Aid to South Vietnam

The Act effectively eliminated aid and military funding for South Vietnam. Direct US involvement in Vietnam was already prohibited under the Case–Church Amendment, and the termination of US funding and indirect support for South Vietnam was a significant factor leading to the Fall of Saigon.

Covert actions

The Act also included the Hughes–Ryan Amendment, which required the President to report all covert operations of the CIA to Congress within a set time limit, and placed limits on the funding of such operations.

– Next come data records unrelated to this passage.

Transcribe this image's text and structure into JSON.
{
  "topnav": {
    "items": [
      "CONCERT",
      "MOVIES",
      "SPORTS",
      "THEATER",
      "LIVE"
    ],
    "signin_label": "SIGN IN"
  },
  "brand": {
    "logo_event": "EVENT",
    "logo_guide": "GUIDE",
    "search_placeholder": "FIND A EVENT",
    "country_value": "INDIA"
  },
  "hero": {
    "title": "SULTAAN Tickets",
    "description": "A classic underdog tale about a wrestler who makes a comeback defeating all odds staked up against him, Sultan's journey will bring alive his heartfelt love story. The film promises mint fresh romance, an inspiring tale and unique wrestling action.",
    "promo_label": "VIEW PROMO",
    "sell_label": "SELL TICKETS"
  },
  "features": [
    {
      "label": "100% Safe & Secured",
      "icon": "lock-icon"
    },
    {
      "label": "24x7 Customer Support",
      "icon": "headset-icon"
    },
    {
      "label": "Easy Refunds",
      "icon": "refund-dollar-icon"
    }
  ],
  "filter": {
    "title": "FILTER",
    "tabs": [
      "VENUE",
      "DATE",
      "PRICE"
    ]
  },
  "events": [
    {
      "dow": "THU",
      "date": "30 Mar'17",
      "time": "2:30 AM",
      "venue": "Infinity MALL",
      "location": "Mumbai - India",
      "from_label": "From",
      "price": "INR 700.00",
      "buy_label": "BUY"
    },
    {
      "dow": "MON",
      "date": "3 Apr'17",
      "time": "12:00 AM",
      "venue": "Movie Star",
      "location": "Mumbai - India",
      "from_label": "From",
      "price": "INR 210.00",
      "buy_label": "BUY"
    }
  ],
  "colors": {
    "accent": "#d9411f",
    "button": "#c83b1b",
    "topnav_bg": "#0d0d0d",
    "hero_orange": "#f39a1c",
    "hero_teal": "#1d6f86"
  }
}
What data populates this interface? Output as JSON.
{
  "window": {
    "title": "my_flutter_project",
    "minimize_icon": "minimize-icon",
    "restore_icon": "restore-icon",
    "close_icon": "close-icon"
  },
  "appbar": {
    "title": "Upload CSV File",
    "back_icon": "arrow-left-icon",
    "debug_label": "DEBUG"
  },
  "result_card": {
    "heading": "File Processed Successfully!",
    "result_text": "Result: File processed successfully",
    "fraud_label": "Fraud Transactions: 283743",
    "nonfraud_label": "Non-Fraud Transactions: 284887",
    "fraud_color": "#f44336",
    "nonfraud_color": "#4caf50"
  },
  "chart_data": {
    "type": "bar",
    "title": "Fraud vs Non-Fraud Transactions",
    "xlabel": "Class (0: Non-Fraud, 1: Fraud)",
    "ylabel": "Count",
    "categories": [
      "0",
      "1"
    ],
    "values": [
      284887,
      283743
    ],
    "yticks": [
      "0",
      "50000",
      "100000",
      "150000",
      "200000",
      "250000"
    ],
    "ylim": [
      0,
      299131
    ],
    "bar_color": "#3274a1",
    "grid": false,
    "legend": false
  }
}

The Act also included other amendments, including, among others, appropriation of funds to Israel, Egypt, and Jordan, and the suspension of funds to Turkey due to the Turkish invasion of Cyprus.[1][2][3]

Human rights

The Foreign Assistance Act of 1974 declared that it was the sense of the Congress that:

"except in extraordinary circumstances, the President shall substantially reduce or terminate security assistance to any government which engages in a consistent pattern of gross violations of internationally recognized human rights..."[4]

The Act goes on define the term “gross violations of internationally recognized human rights” as including:

"...torture or cruel, inhuman, or degrading treatment or punishment, prolonged detention without charges and trial, causing the disappearance of persons by the abduction and clandestine detention of those persons, and other flagrant denial of the right to life, liberty, or the security of person."[5]